As Heacox has followed Cole’s writings in the “New Yorker” and through his five collections of verse, he repeatedly has been struck by the author’s attention to his art.

“What I like, in addition to the fact that he writes, as you say, ‘edgy things,’ is that he’s a real formalist, and that’s something that I respect,” Heacox said. “He’s always attending to matters of meter and structure and sound and rhythm—form, in short. And I respect that more than poets who are trying just to get emotions down on paper.”

As he settles back at the College, Cole feels “a little like a person from the past visiting the present.
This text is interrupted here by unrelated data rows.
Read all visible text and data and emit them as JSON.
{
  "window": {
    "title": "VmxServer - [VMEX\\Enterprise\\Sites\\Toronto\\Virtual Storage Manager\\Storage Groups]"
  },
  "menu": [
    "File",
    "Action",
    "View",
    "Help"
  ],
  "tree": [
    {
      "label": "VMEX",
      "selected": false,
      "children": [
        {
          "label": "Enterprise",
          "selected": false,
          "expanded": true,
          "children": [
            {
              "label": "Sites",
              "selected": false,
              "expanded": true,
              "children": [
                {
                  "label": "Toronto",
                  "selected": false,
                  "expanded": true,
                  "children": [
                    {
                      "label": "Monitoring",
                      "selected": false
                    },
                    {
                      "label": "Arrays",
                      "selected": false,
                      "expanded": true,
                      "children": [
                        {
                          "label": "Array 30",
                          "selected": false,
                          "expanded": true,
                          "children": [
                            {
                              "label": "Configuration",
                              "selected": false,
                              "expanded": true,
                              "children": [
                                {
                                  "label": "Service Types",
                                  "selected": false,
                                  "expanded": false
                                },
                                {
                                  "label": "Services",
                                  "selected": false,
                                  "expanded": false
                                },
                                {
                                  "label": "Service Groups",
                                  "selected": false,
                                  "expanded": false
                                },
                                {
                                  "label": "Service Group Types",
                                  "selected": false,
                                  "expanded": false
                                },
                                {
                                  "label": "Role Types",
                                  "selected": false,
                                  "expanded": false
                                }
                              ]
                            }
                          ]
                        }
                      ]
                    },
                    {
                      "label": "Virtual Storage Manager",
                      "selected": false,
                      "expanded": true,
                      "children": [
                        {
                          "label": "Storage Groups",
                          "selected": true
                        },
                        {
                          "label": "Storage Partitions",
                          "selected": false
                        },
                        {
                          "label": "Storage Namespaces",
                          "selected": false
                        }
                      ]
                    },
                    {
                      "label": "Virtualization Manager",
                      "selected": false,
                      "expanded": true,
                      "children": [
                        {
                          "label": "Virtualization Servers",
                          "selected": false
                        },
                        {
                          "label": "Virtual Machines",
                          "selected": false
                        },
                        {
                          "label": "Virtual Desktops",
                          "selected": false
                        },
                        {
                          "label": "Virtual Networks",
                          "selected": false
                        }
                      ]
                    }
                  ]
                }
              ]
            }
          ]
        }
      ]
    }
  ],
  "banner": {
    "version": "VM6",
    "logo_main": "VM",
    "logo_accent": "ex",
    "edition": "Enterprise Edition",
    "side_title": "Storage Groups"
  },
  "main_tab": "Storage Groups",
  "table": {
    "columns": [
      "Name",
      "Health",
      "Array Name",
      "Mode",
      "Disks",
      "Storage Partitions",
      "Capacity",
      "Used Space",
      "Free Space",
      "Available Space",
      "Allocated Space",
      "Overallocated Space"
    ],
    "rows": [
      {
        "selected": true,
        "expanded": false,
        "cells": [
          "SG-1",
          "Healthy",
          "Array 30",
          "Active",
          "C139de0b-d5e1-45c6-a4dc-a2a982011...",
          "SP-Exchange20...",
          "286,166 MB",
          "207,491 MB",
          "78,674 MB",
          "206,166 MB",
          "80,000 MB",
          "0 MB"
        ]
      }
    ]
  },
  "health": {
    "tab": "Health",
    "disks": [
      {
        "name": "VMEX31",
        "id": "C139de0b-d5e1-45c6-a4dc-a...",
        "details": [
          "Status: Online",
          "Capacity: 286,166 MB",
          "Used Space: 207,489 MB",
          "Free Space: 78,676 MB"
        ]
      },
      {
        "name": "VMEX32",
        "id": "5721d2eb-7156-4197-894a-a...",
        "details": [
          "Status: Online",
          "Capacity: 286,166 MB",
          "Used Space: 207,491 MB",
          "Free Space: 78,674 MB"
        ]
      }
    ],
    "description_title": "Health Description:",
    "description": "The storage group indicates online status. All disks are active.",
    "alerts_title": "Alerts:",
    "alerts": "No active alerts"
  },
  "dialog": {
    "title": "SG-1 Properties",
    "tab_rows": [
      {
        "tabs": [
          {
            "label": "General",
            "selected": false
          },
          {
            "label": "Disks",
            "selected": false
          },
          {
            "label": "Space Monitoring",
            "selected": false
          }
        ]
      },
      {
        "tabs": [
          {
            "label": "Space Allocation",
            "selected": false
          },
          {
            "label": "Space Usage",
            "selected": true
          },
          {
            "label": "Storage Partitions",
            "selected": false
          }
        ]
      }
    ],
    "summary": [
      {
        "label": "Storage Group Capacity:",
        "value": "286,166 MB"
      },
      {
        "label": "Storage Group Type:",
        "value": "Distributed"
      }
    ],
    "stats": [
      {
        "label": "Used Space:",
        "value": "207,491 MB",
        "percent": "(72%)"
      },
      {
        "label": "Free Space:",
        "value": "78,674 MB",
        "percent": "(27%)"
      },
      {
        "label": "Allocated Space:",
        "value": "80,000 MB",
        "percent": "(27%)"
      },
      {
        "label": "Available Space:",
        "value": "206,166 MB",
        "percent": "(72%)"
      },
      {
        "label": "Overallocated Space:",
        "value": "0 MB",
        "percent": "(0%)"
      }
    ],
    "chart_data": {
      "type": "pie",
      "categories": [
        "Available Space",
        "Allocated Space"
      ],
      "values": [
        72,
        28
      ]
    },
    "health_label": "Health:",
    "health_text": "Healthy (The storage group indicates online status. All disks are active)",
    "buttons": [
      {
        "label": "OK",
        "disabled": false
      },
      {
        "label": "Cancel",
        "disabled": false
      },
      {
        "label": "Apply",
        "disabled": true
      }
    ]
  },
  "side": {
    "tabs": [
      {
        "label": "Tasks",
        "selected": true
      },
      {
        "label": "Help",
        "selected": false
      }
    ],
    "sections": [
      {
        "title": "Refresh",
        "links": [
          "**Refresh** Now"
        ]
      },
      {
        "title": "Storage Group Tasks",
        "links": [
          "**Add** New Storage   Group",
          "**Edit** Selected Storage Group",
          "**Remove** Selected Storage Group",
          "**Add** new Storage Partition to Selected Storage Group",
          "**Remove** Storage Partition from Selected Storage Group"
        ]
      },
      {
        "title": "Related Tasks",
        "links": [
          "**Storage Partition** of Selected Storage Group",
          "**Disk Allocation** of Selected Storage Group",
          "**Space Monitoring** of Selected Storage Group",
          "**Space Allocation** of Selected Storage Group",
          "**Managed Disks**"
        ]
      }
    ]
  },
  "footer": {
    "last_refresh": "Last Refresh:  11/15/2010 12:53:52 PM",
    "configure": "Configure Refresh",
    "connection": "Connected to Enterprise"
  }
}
So far, it is a pleasant feeling.” He reflects that as an undergraduate, he was “a very callow young man,” who would not “really become” himself until years later, but, even then, he would write. “Poetry backed into my life as a result of classes I took at William and Mary,” he explained. “I was extremely shy, and putting pen to paper was a way to be sociable.”

Today he is recognized as one of the most compelling poets of his time—“the fact that he is one of the very few poets of his generation to be included in the new ‘Norton Antholoogy of Contemporary Poetry’ shows how illustrious he is becoming,” said Heacox. But Cole keeps a distance from his success. “Being a poet means being highly impractical about worldly concerns in order to assemble words into art,” he speculates. It is a struggle. “On a very rare occasion, a poem will come out of the air, like a gift from a magic fountain pen, but mostly it is hard work in solitude,” he said. He calls the attendant accolades the “golden garbage that piles up in life.”

“To create something that is exactly as I conceived it—that is success,” he said. “And I believe our highest vocation as humans is love—to love and be loved back, that is success. The impulse to create is a validation of something deeply human.”